Still, I distinctly remember postponing my Patriarchal blessing because I was afraid God would tell me what I already knew. He would reveal my secret heretical thoughts to the patriarch and my parents. Until God battered the rebellion out of me, the least I could do was pretend.
Maybe I should just stick to e.e. cummings.
I was thinking about John Donne while driving home yesterday, listening to Christmas music on the radio. I've changed my position on God, but I think John Donne did get one thing right: God gave us reason to protect us.
It wasn't rebellion or sin to question my role as a woman in this church, it was the reason that God gave me. It wasn't sin to love my fellow man, Gay or not Gay. It was perfectly, beautifully, reasonable. God never answered my prayer to batter my heart, because my heart, though broken, was perfect as it was. I knew this driving home, just as the lines of "Oh Holy Night" played through the radio:
"...Till he appeared, and the soul felt its worth. A thrill of hope, the weary world rejoices."

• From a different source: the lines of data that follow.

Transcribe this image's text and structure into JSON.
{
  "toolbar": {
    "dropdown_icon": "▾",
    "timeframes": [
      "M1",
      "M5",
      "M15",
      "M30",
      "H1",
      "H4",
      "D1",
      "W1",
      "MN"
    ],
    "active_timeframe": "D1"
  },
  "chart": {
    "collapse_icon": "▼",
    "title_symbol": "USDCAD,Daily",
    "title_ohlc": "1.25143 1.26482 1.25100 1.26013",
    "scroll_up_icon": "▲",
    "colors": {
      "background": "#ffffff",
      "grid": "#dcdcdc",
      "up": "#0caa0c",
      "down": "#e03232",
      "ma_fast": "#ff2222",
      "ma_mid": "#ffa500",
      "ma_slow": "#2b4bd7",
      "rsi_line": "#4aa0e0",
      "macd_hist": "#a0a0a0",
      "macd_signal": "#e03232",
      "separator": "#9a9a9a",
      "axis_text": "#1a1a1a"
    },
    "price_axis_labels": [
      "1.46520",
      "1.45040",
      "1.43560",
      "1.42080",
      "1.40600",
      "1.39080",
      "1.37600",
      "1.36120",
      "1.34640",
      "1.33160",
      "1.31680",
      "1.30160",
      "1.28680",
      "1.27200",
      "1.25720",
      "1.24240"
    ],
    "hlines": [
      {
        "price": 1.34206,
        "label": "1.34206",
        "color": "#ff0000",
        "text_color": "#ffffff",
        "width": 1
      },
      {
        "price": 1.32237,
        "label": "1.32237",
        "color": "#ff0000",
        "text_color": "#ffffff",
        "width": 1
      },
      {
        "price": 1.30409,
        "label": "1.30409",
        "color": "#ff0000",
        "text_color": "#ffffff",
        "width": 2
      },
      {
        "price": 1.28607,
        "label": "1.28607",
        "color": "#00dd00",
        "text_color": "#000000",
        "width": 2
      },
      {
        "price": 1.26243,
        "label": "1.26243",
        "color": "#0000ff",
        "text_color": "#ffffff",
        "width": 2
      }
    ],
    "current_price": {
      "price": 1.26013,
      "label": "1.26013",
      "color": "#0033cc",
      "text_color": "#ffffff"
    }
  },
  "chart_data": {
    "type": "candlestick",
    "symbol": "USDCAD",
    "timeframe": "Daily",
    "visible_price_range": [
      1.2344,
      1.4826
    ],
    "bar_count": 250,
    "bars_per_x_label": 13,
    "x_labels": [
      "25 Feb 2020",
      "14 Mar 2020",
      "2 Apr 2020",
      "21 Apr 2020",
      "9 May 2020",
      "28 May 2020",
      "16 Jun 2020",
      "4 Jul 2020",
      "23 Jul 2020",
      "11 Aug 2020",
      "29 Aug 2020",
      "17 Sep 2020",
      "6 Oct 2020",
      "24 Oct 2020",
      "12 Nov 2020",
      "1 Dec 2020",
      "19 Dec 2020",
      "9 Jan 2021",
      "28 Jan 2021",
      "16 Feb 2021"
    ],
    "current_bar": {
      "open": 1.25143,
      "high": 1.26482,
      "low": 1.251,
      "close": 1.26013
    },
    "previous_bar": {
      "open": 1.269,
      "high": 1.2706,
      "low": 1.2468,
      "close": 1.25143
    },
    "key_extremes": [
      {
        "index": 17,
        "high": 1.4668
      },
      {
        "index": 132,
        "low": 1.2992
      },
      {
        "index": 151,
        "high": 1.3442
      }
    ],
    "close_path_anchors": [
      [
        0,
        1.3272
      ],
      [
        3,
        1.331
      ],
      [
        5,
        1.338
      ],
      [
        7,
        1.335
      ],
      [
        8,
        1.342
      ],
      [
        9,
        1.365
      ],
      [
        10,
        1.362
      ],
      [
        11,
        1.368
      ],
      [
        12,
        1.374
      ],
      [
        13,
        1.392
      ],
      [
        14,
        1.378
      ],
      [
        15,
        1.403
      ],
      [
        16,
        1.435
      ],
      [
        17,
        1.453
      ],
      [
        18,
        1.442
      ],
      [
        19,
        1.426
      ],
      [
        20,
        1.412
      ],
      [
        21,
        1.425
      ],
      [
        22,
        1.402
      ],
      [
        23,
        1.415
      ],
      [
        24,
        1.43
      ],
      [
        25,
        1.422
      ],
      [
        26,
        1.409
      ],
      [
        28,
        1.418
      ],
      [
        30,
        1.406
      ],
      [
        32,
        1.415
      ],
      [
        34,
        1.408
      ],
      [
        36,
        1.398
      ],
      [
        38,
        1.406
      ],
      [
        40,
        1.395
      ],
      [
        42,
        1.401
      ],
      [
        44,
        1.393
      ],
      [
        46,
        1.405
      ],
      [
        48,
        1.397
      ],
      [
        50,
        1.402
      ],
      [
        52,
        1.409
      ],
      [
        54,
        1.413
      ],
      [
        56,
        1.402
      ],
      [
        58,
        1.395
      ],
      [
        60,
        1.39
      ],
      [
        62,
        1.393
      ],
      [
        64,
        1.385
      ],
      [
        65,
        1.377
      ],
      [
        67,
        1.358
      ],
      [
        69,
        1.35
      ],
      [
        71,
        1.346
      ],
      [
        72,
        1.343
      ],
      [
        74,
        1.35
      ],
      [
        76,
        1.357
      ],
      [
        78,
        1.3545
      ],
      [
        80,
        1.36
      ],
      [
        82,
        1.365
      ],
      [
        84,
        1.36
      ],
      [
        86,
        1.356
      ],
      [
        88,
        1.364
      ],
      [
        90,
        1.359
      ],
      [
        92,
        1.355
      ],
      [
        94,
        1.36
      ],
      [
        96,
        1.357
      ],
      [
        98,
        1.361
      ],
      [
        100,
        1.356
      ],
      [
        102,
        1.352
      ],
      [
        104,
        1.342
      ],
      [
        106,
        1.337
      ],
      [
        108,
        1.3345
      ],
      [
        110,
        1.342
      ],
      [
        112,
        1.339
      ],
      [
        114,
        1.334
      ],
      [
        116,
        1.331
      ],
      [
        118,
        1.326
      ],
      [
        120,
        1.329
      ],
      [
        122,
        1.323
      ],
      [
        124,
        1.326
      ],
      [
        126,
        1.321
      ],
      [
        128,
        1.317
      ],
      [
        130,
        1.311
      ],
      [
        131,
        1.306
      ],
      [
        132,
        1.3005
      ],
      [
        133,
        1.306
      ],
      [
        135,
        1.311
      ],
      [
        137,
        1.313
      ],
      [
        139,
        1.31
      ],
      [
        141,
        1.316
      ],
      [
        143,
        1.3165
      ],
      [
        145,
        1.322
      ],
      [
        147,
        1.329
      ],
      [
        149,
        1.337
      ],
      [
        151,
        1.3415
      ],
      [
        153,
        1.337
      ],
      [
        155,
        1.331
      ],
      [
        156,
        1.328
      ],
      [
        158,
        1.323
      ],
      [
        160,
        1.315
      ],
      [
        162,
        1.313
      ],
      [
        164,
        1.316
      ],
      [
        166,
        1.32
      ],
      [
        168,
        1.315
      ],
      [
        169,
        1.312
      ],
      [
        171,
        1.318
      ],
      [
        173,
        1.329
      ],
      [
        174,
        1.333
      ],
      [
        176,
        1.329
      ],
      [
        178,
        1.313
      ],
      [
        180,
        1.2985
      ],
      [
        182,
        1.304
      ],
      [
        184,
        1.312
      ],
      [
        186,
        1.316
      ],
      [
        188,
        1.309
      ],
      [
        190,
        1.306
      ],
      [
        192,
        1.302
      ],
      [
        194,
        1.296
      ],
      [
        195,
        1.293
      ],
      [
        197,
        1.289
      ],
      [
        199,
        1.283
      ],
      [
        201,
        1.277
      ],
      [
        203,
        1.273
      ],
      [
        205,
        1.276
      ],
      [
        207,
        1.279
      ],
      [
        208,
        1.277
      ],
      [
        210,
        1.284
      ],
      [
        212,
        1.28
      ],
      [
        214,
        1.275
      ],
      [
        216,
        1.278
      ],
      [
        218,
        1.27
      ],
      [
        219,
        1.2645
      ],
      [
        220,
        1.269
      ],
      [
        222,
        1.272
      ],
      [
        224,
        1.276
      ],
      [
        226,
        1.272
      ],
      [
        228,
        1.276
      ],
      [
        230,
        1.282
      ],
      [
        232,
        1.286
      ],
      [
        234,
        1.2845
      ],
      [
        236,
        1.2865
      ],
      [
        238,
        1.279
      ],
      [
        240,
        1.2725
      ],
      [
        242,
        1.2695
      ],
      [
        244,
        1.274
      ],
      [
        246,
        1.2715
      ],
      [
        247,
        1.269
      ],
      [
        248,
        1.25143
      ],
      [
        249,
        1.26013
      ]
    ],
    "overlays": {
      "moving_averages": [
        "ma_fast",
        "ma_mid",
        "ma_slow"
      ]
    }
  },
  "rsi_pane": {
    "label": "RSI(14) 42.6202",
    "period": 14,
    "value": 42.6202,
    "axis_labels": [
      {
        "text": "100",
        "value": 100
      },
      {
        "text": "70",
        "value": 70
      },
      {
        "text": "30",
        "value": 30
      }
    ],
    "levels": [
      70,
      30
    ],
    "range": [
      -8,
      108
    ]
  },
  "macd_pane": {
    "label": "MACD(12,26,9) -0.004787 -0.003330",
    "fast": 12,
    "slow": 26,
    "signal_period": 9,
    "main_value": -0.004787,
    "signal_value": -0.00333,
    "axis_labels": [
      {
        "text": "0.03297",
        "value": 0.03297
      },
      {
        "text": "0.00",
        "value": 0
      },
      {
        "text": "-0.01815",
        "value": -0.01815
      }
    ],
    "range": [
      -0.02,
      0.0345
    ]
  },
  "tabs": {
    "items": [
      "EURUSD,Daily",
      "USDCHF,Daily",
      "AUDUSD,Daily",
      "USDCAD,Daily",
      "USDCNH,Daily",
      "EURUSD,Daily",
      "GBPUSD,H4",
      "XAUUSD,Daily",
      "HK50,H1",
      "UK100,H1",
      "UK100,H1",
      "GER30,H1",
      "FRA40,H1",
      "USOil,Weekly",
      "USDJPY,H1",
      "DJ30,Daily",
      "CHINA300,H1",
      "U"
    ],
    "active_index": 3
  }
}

That thrill of hope sustains me, as I stagger and bang with terror through the million, billion, trillion stars that constitute being Mormon and not-so- Mormon at the same time, especially at Christmas. Pulling into my driveway, I let go of my guilt for the last time, and rejoiced. My soul felt its worth. Now, instead of fearing the beating of a three-personed God, I simply and sincerely hope that what they say about Christ is true.
His law is love, and his gospel is peace.